The Central Power Station was situated on the south side of the road running along the river front roughly just east of the present Arsenal boundary. I had a fair bit to do with it; in the early thirties my father was one of the five station engineers who looked after it on shift work. When my father was on Sunday shift, I took him a hot dinner in a basket and spent the rest of the afternoon, till we both went home, investigating the building and its contents. Later, as an engineering apprentice, I spent a month, or so, as the station engineers assistant see Vol.1 No.5 of the Newsletter.  The building comprised, from north to south, the Electrical Shop  (headquarters for all electrical maintenance), the Pump House (supplying   hydraulic pressure around the manufacturing area), the Power Generating hall and, finally, the boiler house. Along the north wall of the electrical shop were two smaller shops, for magneto repairs and for accumulator repair and charging, the foreman's office and the stores. The magneto repair was for all the Arsenal vehicles and the accumulators were mainly for the Shelvoke & Drewery electric trucks (known as 'dillies'). The south side had the door into the pump house, an armature store and a rudimentary test area. The centre was taken up by benches, two lathes and a Drummond hand shaper.

The pump house, from west to east, housed a triple expansion, scotch crank, Worthington-Simpson pump (very rusty and obviously not steamed since WW1), two - or was it three?- electrically driven, three throw, single acting, horizontal pumps, the door into the generating hall and a couple of electric centrifugal pumps for odd duties and supplying the boiler feed water softening plant. The latter was in a tower at the eastern end of the pump house and, at times, saw apprentices swimming in the clear cool water.

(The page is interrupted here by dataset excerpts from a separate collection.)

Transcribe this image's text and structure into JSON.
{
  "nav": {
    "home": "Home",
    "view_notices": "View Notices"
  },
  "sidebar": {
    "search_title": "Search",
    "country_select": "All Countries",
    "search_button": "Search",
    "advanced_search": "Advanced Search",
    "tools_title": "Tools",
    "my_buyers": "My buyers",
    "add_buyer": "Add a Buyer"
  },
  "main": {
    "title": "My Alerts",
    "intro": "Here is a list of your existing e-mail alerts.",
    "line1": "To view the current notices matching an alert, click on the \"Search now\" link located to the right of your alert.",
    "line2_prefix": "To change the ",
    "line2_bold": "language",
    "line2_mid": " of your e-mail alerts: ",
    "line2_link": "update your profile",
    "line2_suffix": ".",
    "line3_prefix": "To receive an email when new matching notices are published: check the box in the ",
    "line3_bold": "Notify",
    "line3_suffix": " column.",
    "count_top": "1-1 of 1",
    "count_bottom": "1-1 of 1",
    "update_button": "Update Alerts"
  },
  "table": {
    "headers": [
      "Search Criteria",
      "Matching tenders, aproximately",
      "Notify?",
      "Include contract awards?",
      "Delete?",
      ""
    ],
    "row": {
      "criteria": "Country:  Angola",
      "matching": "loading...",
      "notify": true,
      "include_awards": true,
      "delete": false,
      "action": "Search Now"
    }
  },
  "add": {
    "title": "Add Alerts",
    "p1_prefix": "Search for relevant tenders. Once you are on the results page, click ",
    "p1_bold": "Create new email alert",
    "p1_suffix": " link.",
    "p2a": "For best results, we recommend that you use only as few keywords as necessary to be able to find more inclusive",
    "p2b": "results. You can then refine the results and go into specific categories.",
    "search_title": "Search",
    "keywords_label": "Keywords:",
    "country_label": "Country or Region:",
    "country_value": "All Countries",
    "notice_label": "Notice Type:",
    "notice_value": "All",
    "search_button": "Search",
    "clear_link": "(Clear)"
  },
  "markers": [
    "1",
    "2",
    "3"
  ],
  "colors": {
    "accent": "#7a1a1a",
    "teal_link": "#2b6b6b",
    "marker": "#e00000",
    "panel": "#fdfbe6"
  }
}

The generating hall, again from west to east, had a space where heavy electrical things were dumped on delivery, the 6,000 KVA Metropolitan-Vickers turbine generating set, two triple expansion, Corliss valve, 1,450 HP engines direct coupled to DC generators and a Vickers-Howden, triple expansion engine with piston valves for HP and IP and slide valve for the LP, also coupled to a DC generator.  The gantry crane serving these was the slowest ever seen, wonderful for erecting steam plant but irritating when one just wanted to move some delivered goods. To the north of the Vickers-Howden were two rotary converters, essential since the western part of the Arsenal was still DC powered while the eastern part, probably from the Plumstead gate, was AC. On a balcony, jutting from the south wall, was the black slate switchboard and, at the west end, the shift engineer's office.  Going through the door by the turbine, on the right were two Babcock & Willcox boilers and on the left were four John Thompson boilers, all with chain grate stoking. Above them were the hoppers containing the pea size coal, feeding by gravity to the chain grates. The ash from below the boilers was taken out in long narrow trucks on the 18 inch gauge railway - that narrow gauge railway had to stay operative all the time the CPS was in use, since there was only room for the narrow trucks under the boiler house. They were towed by standard gauge engines, which could back up to the outside of the boiler house.  Electrical transmission from the CPS, or, in shut down and peak times, from Warren Lane substation (connected to the power station between the Arsenal and the Ferry), was by 6,600 volt buried cables to the various substation which contained transformers and switch gear and, apart from sub 4, were unmanned. Sub 4 had a workshop and restroom attached, since it acted as an outstation of the Electrical Shop providing trouble-shooting service for the AC area that included the woodworking shops, stores and the explosives pier. 

If there are errors in this please let me know, after all I am trying to remember how it was nearly seventy years ago.